A Salvini non si può rispondere con parole rituali e politiche di piccolo cabotaggio nè con il grido “al lupo, al lupo!” “al fascista, al fascista!“. Ci vuole una risposta politica straordinaria, coraggiosa, che rompa gli schemi stantii e deteriori. Non una lista di scarti elettorali dietro l’utimo dei moicani, di una sinistra in estinzione, ma un movimento popolare stimolato da una ritrovata unità delle correnti democratiche. La Lega si presenta con orgoglio, il PD si nasconde e manda avanti una coalizione senza identità, le forze indipendentiste vanno in ordine sparso.
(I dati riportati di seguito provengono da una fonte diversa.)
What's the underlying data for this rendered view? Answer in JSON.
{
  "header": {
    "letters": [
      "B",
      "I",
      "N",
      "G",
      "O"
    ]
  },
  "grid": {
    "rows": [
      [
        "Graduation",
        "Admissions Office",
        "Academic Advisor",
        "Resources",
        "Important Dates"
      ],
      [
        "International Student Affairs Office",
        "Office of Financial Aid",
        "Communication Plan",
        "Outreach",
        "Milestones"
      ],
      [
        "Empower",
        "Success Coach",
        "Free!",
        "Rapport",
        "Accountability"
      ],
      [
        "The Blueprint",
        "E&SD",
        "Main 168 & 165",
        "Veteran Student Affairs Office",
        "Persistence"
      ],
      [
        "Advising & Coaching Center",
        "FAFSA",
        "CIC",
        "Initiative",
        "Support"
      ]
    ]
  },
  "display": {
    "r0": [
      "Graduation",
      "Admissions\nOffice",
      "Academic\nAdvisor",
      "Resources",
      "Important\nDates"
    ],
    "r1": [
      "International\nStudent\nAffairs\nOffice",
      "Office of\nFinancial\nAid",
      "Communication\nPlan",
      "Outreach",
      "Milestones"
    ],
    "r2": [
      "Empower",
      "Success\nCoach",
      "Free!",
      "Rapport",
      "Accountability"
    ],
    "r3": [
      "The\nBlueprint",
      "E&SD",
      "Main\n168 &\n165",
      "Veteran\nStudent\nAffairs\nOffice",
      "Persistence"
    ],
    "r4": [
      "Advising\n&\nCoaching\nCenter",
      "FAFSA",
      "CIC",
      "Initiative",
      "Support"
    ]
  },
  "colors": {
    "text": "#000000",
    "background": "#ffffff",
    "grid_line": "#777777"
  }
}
Il loro avversario non è la Lega è il M5S, che, dal suo canto, celebra i suoi riti isolazionisti, ormai stanchi e a livello locale perdenti. Il tutto condito con un fiume di parole e astratti propositi. Ci vuol molto a capire che in un ambiente così sfibrato e frantumato l’arrivo di un leader che dà la sensazione di voler fare quanto gli altri hanno invano promesso, sbanca il piatto.
Zedda e Desogus si contendono il secondo posto, Maninchedda, Pili e Murgia si arrabbattano per superare la soglia di sbarramento, quarti, quinti o sesti. Ci vuol poco a capire chi sarà il primo? Irresponsabili!
3 commenti
1 Serenella
17 Gennaio 2019 - 08:22
Perfetta e lucida analisi. Aggiungo che il primo appuntamento elettorale sarà quello di domenica prossima e dovremmo cercare, in quella occasione, di “stoppare” la Lega. La Lega, ma ci rendiamo conto di cosa stiamo ragionando?
2 Aladin
17 Gennaio 2019 - 10:13
Anche su Aladinews: http://www.aladinpensiero.it/?p=92238
3 roberto murgia
19 Gennaio 2019 - 20:49
Salvini spopola in Sardegna e in tutta Italia grazie all’appoggio che il M5S garantisce quotidianamente alla sua linea politica in seno al Governo. Tuttò ciò, nel pieno rispetto della ormai consolidata doppia morale pentastellata che prescrive di criticare Salvini solo quando conviene e tacere quando è contrario agli interessi del Movimento.